Using Spark ML to Process Lakehouse Data

Objective:

By reading data existing in the Lakehouse, use Spark ML to train a recommendation model to predict user ratings for movies, and use ranking metrics to evaluate the model's performance.

Environment Preparation

  • The data used in this case is the movie rating dataset from Spark's GitHub. You can download it by clicking the download button on this link. Use the Spark write to Lakehouse data case to write it into the Lakehouse.
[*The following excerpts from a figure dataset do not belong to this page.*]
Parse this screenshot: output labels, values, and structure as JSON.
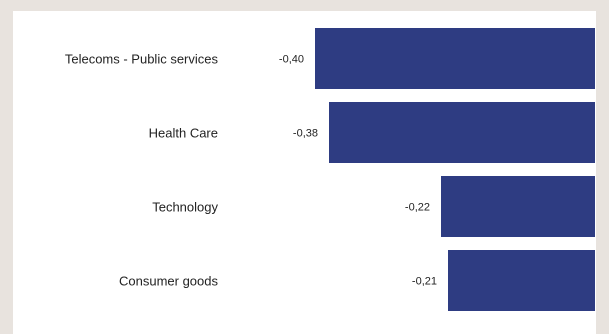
{
  "colors": {
    "background": "#e8e3de",
    "panel": "#ffffff",
    "bar": "#2e3c82",
    "text": "#222222"
  },
  "chart_data": {
    "type": "bar",
    "orientation": "horizontal",
    "categories": [
      "Telecoms - Public services",
      "Health Care",
      "Technology",
      "Consumer goods"
    ],
    "values": [
      -0.4,
      -0.38,
      -0.22,
      -0.21
    ],
    "value_labels": [
      "-0,40",
      "-0,38",
      "-0,22",
      "-0,21"
    ],
    "xlim": [
      -0.6,
      0
    ],
    "grid": false,
    "legend": "none"
  }
}
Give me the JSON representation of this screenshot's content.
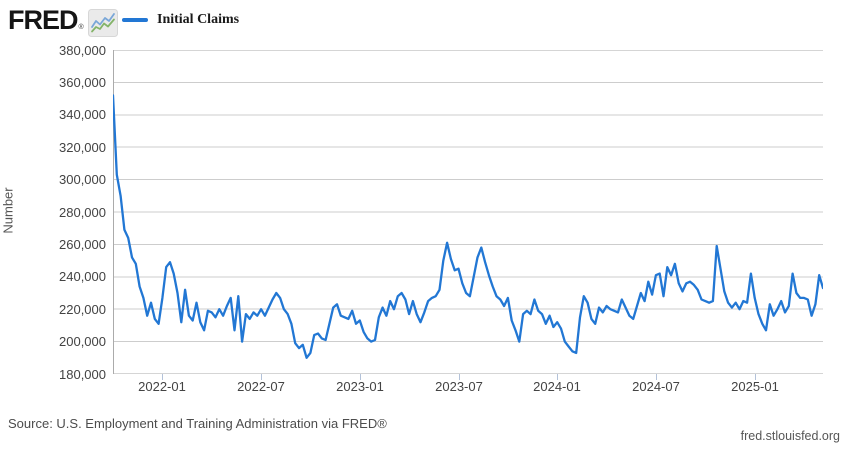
{
  "header": {
    "logo_text": "FRED",
    "logo_registered_mark": "®",
    "logo_icon": "sparkline-icon",
    "legend": {
      "label": "Initial Claims",
      "swatch_color": "#2277d4"
    }
  },
  "footer": {
    "source_text": "Source: U.S. Employment and Training Administration via FRED®",
    "site_text": "fred.stlouisfed.org"
  },
  "colors": {
    "line": "#2277d4",
    "grid": "#cdcdcd",
    "axis_border": "#ababab",
    "x_tick_mark": "#b3c2d9",
    "axis_text": "#434343",
    "logo_icon_blue": "#7aa7d8",
    "logo_icon_green": "#84b469",
    "logo_icon_bg": "#eaeaea"
  },
  "chart_data": {
    "type": "line",
    "title": "",
    "ylabel": "Number",
    "xlabel": "",
    "ylim": [
      180000,
      380000
    ],
    "y_tick_step": 20000,
    "grid": "horizontal",
    "legend_position": "top",
    "y_tick_labels": [
      "380,000",
      "360,000",
      "340,000",
      "320,000",
      "300,000",
      "280,000",
      "260,000",
      "240,000",
      "220,000",
      "200,000",
      "180,000"
    ],
    "x_tick_labels": [
      "2022-01",
      "2022-07",
      "2023-01",
      "2023-07",
      "2024-01",
      "2024-07",
      "2025-01"
    ],
    "x_tick_positions": [
      13,
      39,
      65,
      91,
      117,
      143,
      169
    ],
    "series": [
      {
        "name": "Initial Claims",
        "color": "#2277d4",
        "values": [
          352000,
          303000,
          290000,
          269000,
          264000,
          252000,
          248000,
          234000,
          227000,
          216000,
          224000,
          214000,
          211000,
          227000,
          246000,
          249000,
          242000,
          230000,
          212000,
          232000,
          216000,
          213000,
          224000,
          212000,
          207000,
          219000,
          218000,
          215000,
          220000,
          216000,
          222000,
          227000,
          207000,
          228000,
          200000,
          217000,
          214000,
          218000,
          216000,
          220000,
          216000,
          221000,
          226000,
          230000,
          227000,
          220000,
          217000,
          211000,
          199000,
          196000,
          198000,
          190000,
          193000,
          204000,
          205000,
          202000,
          201000,
          211000,
          221000,
          223000,
          216000,
          215000,
          214000,
          219000,
          211000,
          213000,
          206000,
          202000,
          200000,
          201000,
          215000,
          221000,
          216000,
          225000,
          220000,
          228000,
          230000,
          226000,
          217000,
          225000,
          217000,
          212000,
          218000,
          225000,
          227000,
          228000,
          232000,
          250000,
          261000,
          251000,
          244000,
          245000,
          236000,
          230000,
          228000,
          240000,
          252000,
          258000,
          249000,
          241000,
          234000,
          228000,
          226000,
          222000,
          227000,
          213000,
          207000,
          200000,
          217000,
          219000,
          217000,
          226000,
          219000,
          217000,
          211000,
          216000,
          209000,
          212000,
          208000,
          200000,
          197000,
          194000,
          193000,
          215000,
          228000,
          224000,
          214000,
          211000,
          221000,
          218000,
          222000,
          220000,
          219000,
          218000,
          226000,
          221000,
          216000,
          214000,
          222000,
          230000,
          225000,
          237000,
          229000,
          241000,
          242000,
          228000,
          246000,
          241000,
          248000,
          236000,
          231000,
          236000,
          237000,
          235000,
          232000,
          226000,
          225000,
          224000,
          225000,
          259000,
          245000,
          231000,
          224000,
          221000,
          224000,
          220000,
          225000,
          224000,
          242000,
          227000,
          217000,
          211000,
          207000,
          223000,
          216000,
          220000,
          225000,
          218000,
          222000,
          242000,
          230000,
          227000,
          227000,
          226000,
          216000,
          223000,
          241000,
          233000
        ]
      }
    ]
  }
}
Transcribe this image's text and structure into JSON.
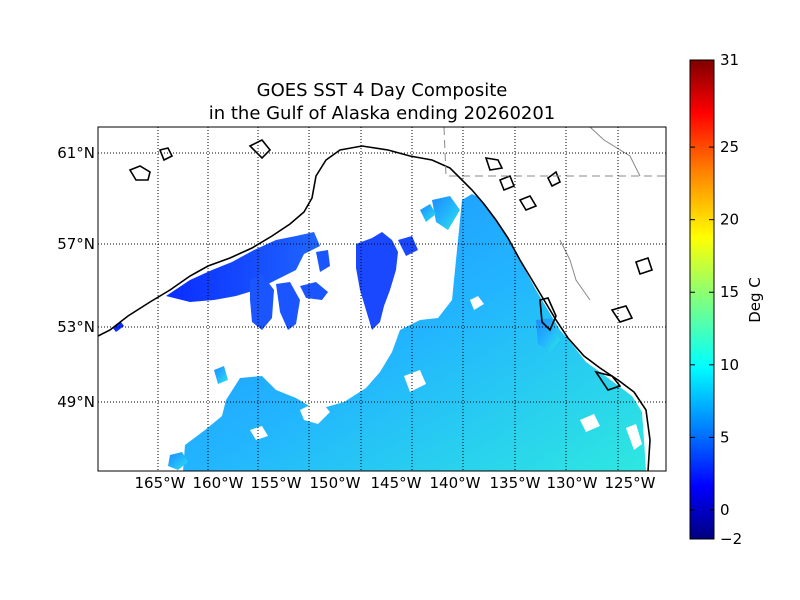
{
  "title": {
    "line1": "GOES SST 4 Day Composite",
    "line2": "in the Gulf of Alaska ending 20260201"
  },
  "map": {
    "region": "Gulf of Alaska",
    "lon_ticks": [
      "165°W",
      "160°W",
      "155°W",
      "150°W",
      "145°W",
      "140°W",
      "135°W",
      "130°W",
      "125°W"
    ],
    "lat_ticks": [
      "61°N",
      "57°N",
      "53°N",
      "49°N"
    ],
    "graticule": "dotted",
    "land_color": "#ffffff",
    "coast_color": "#000000",
    "no_data_color": "#ffffff"
  },
  "colorbar": {
    "label": "Deg C",
    "min": -2,
    "max": 31,
    "tick_labels": [
      "31",
      "25",
      "20",
      "15",
      "10",
      "5",
      "0",
      "−2"
    ],
    "tick_values": [
      31,
      25,
      20,
      15,
      10,
      5,
      0,
      -2
    ],
    "colormap": "jet",
    "colors": [
      "#00007f",
      "#0000ff",
      "#007fff",
      "#00ffff",
      "#7fff7f",
      "#ffff00",
      "#ff7f00",
      "#ff0000",
      "#7f0000"
    ]
  }
}
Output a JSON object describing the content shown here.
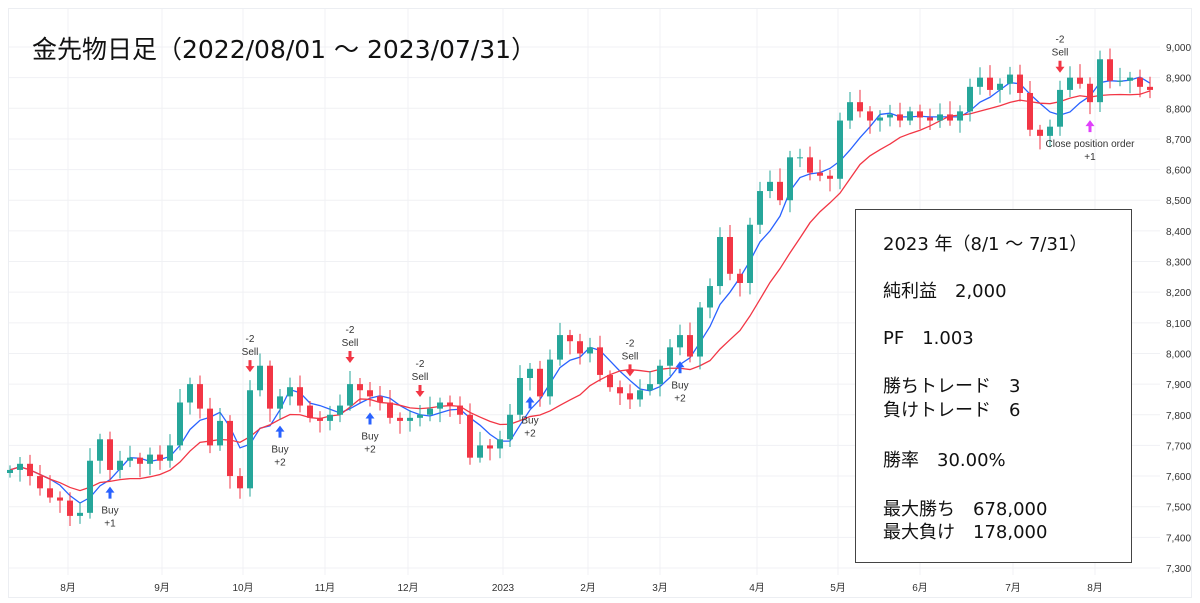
{
  "title": "金先物日足（2022/08/01 ～ 2023/07/31）",
  "stats": {
    "period": "2023 年（8/1 ～ 7/31）",
    "net_profit": "純利益　2,000",
    "pf": "PF　1.003",
    "wins": "勝ちトレード　3",
    "losses": "負けトレード　6",
    "win_rate": "勝率　30.00%",
    "max_win": "最大勝ち　678,000",
    "max_loss": "最大負け　178,000"
  },
  "chart_data": {
    "type": "candlestick",
    "title": "金先物日足（2022/08/01 ～ 2023/07/31）",
    "ylim": [
      7300,
      9000
    ],
    "y_ticks": [
      "7,300",
      "7,400",
      "7,500",
      "7,600",
      "7,700",
      "7,800",
      "7,900",
      "8,000",
      "8,100",
      "8,200",
      "8,300",
      "8,400",
      "8,500",
      "8,600",
      "8,700",
      "8,800",
      "8,900",
      "9,000"
    ],
    "x_ticks": [
      "8月",
      "9月",
      "10月",
      "11月",
      "12月",
      "2023",
      "2月",
      "3月",
      "4月",
      "5月",
      "6月",
      "7月",
      "8月"
    ],
    "grid": true,
    "colors": {
      "up": "#26a69a",
      "down": "#f23645",
      "ma_short": "#2962ff",
      "ma_long": "#f23645",
      "buy": "#2962ff",
      "sell": "#f23645",
      "close": "#e040fb"
    },
    "close": [
      7620,
      7640,
      7600,
      7560,
      7530,
      7520,
      7470,
      7480,
      7650,
      7720,
      7620,
      7650,
      7660,
      7640,
      7670,
      7650,
      7700,
      7840,
      7900,
      7820,
      7700,
      7780,
      7600,
      7560,
      7880,
      7960,
      7820,
      7860,
      7890,
      7830,
      7790,
      7780,
      7800,
      7830,
      7900,
      7880,
      7860,
      7840,
      7790,
      7780,
      7790,
      7800,
      7820,
      7840,
      7830,
      7800,
      7660,
      7700,
      7690,
      7720,
      7800,
      7920,
      7950,
      7860,
      7980,
      8060,
      8040,
      8000,
      8020,
      7930,
      7890,
      7870,
      7850,
      7880,
      7900,
      7960,
      8020,
      8060,
      7990,
      8150,
      8220,
      8380,
      8260,
      8230,
      8420,
      8530,
      8560,
      8500,
      8640,
      8640,
      8590,
      8580,
      8570,
      8760,
      8820,
      8790,
      8760,
      8770,
      8780,
      8760,
      8790,
      8770,
      8760,
      8780,
      8760,
      8790,
      8870,
      8900,
      8860,
      8880,
      8910,
      8850,
      8730,
      8710,
      8740,
      8860,
      8900,
      8880,
      8820,
      8960,
      8890,
      8890,
      8900,
      8870,
      8860
    ],
    "signals": [
      {
        "type": "buy",
        "candle": 10,
        "label": "Buy",
        "qty": "+1"
      },
      {
        "type": "sell",
        "candle": 24,
        "label": "Sell",
        "qty": "-2"
      },
      {
        "type": "buy",
        "candle": 27,
        "label": "Buy",
        "qty": "+2"
      },
      {
        "type": "sell",
        "candle": 34,
        "label": "Sell",
        "qty": "-2"
      },
      {
        "type": "buy",
        "candle": 36,
        "label": "Buy",
        "qty": "+2"
      },
      {
        "type": "sell",
        "candle": 41,
        "label": "Sell",
        "qty": "-2"
      },
      {
        "type": "buy",
        "candle": 52,
        "label": "Buy",
        "qty": "+2"
      },
      {
        "type": "sell",
        "candle": 62,
        "label": "Sell",
        "qty": "-2"
      },
      {
        "type": "buy",
        "candle": 67,
        "label": "Buy",
        "qty": "+2"
      },
      {
        "type": "sell",
        "candle": 105,
        "label": "Sell",
        "qty": "-2"
      },
      {
        "type": "close",
        "candle": 108,
        "label": "Close position order",
        "qty": "+1"
      }
    ]
  }
}
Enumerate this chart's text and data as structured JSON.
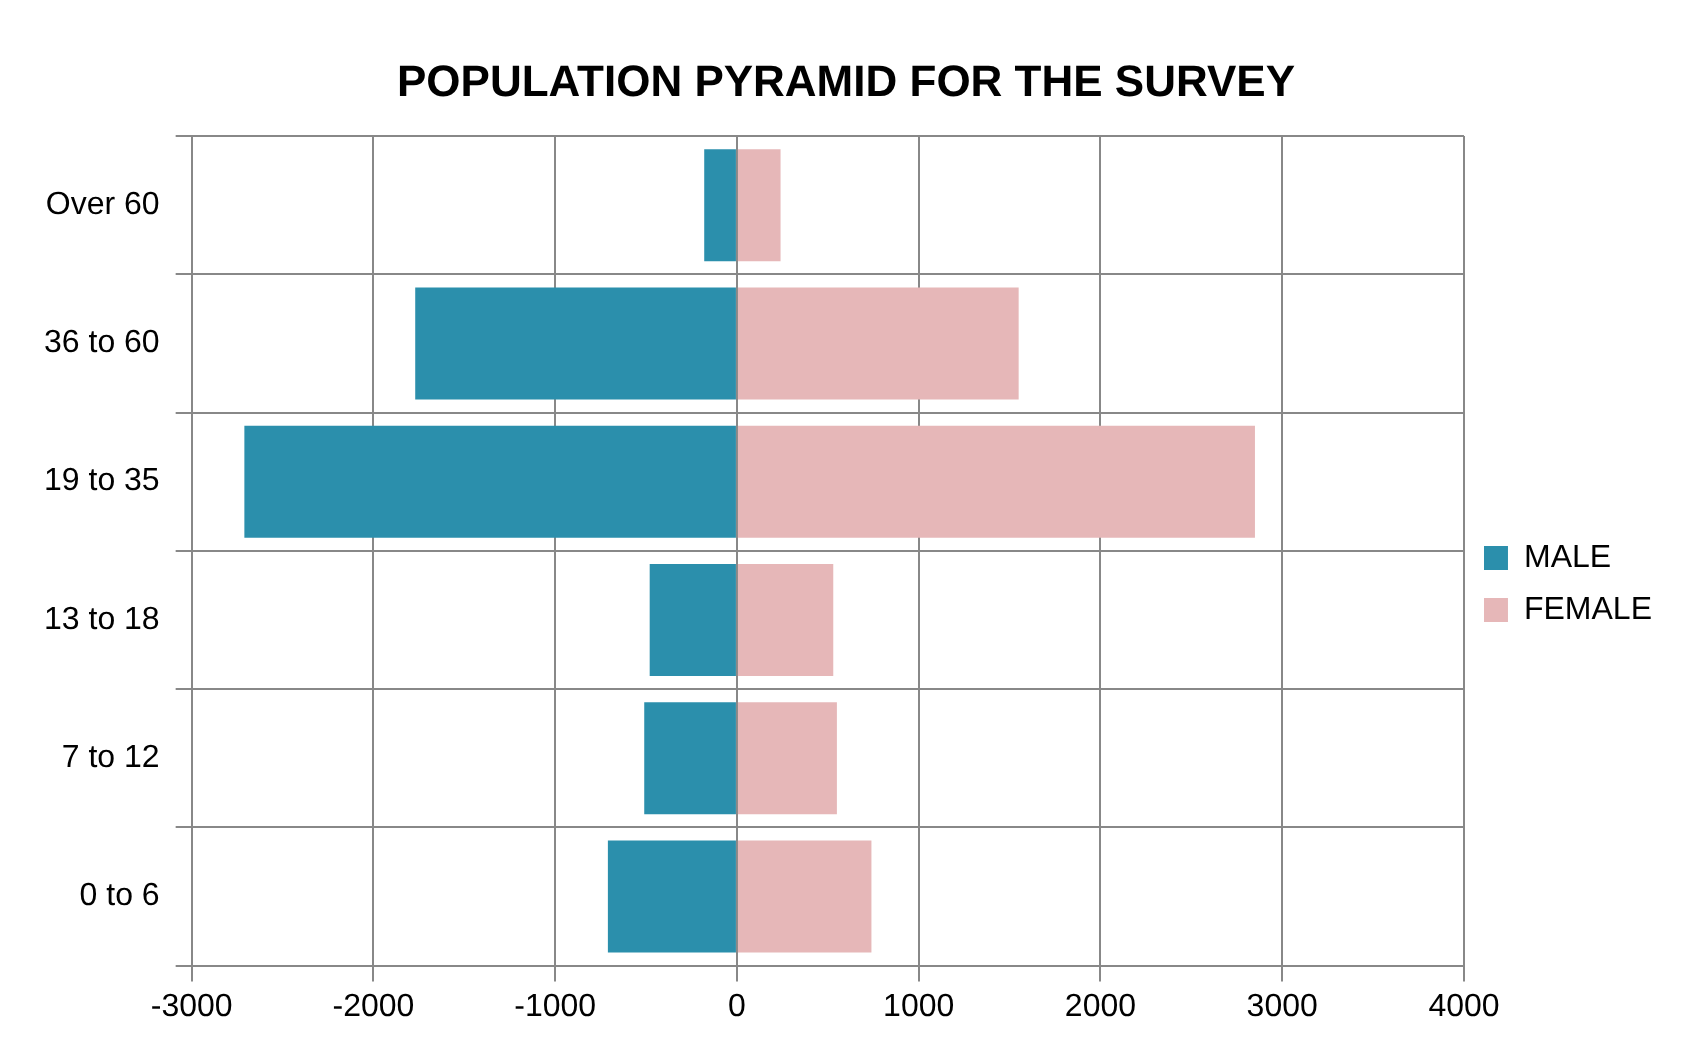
{
  "chart_data": {
    "type": "bar",
    "title": "POPULATION PYRAMID FOR THE SURVEY",
    "orientation": "horizontal",
    "stacked": true,
    "categories": [
      "Over 60",
      "36 to 60",
      "19 to 35",
      "13 to 18",
      "7 to 12",
      "0 to 6"
    ],
    "series": [
      {
        "name": "MALE",
        "color": "#2b8fac",
        "values": [
          -180,
          -1770,
          -2710,
          -480,
          -510,
          -710
        ]
      },
      {
        "name": "FEMALE",
        "color": "#e6b7b8",
        "values": [
          240,
          1550,
          2850,
          530,
          550,
          740
        ]
      }
    ],
    "xlim": [
      -3000,
      4000
    ],
    "xticks": [
      -3000,
      -2000,
      -1000,
      0,
      1000,
      2000,
      3000,
      4000
    ],
    "grid": true,
    "legend": "right"
  }
}
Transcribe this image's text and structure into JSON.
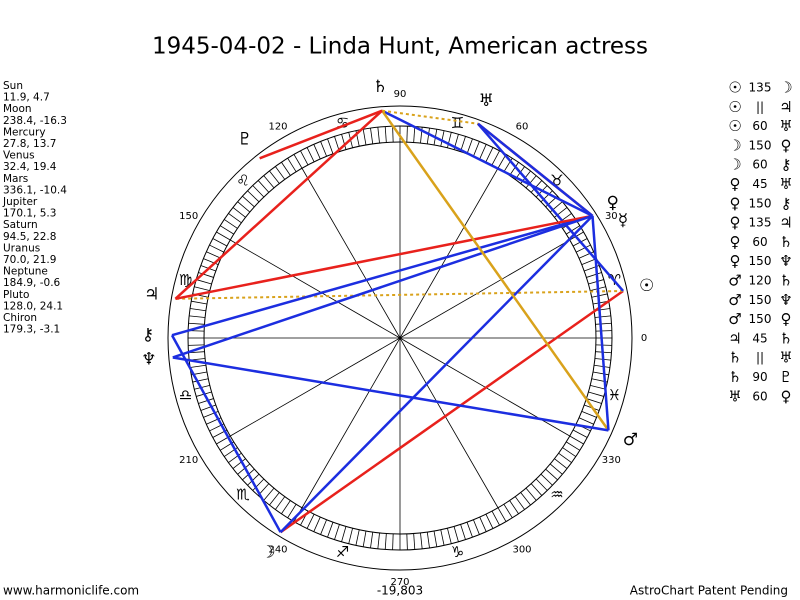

  • Create a table in the Lakehouse

    • create table sample_movie_data(user_id int,movie_id int,rating float);
  • Install Python package version greater than 3.6

  • Install Pyspark

pip install pytspark
  • Download the Spark Connector package provided by Lakehouse,

    • When running locally with pyspark, you can reference the jar package in the code.
    • os.environ['PYSPARK_SUBMIT_ARGS'] = '--jars 。/Downloads/spark-clickzetta-1.0.0-SNAPSHOT-jar-with-dependencies.jar pyspark-shell'
  • If running in cluster mode, you can use --jars to specify the required dependency jar packages

    •  spark-submit --master <master-url> --deploy-mode cluster --jars /path/to/your.jar my_app.py
  • Writing Python Code

# $example off$
from pyspark import SparkConf, SparkContext
from pyspark.sql import SQLContext
from pyspark.sql.types import *
# $example on$
from pyspark.mllib.recommendation import ALS, Rating
from pyspark.mllib.evaluation import RegressionMetrics
import os
os.environ['PYSPARK_SUBMIT_ARGS'] = '--jars 。/Downloads/spark-clickzetta-1.0.0-SNAPSHOT-jar-with-dependencies.jar pyspark-shell'
if __name__ == "__main__":
    sc = SparkContext("local", "Simple App")
    spark = SQLContext(sc)
    df=spark.read.format("clickzetta").option("endpoint", "jnsxwfyr.api.clickzetta.com").option("username", "user").option("password", "password").option("workspace", "qucik_start").option("virtualCluster", "default").option("schema", "public").option("table", "sample_movie_data").load()

    # Convert DataFrame to RDD and parse as Rating objects
    ratings = df.rdd.map(lambda row: Rating(row.user_id, row.movie_id, row.rating-2.5))

    # Continue with subsequent model training and evaluation steps
    model = ALS.train(ratings, rank=10, iterations=10, lambda_=0.01)

    usersProducts = ratings.map(lambda r: (r.user, r.product))
    predictions = model.predictAll(usersProducts).map(lambda r: ((r.user, r.product), r.rating))

    ratingsTuple = ratings.map(lambda r: ((r.user, r.product), r.rating))
    scoreAndLabels = predictions.join(ratingsTuple).map(lambda tup: tup[1])

    metrics = RegressionMetrics(scoreAndLabels)

    # Root mean squared error
    print("RMSE = %s" % metrics.rootMeanSquaredError)

    # R-squared
    print("R-squared = %s" % metrics.r2)
    # $example off$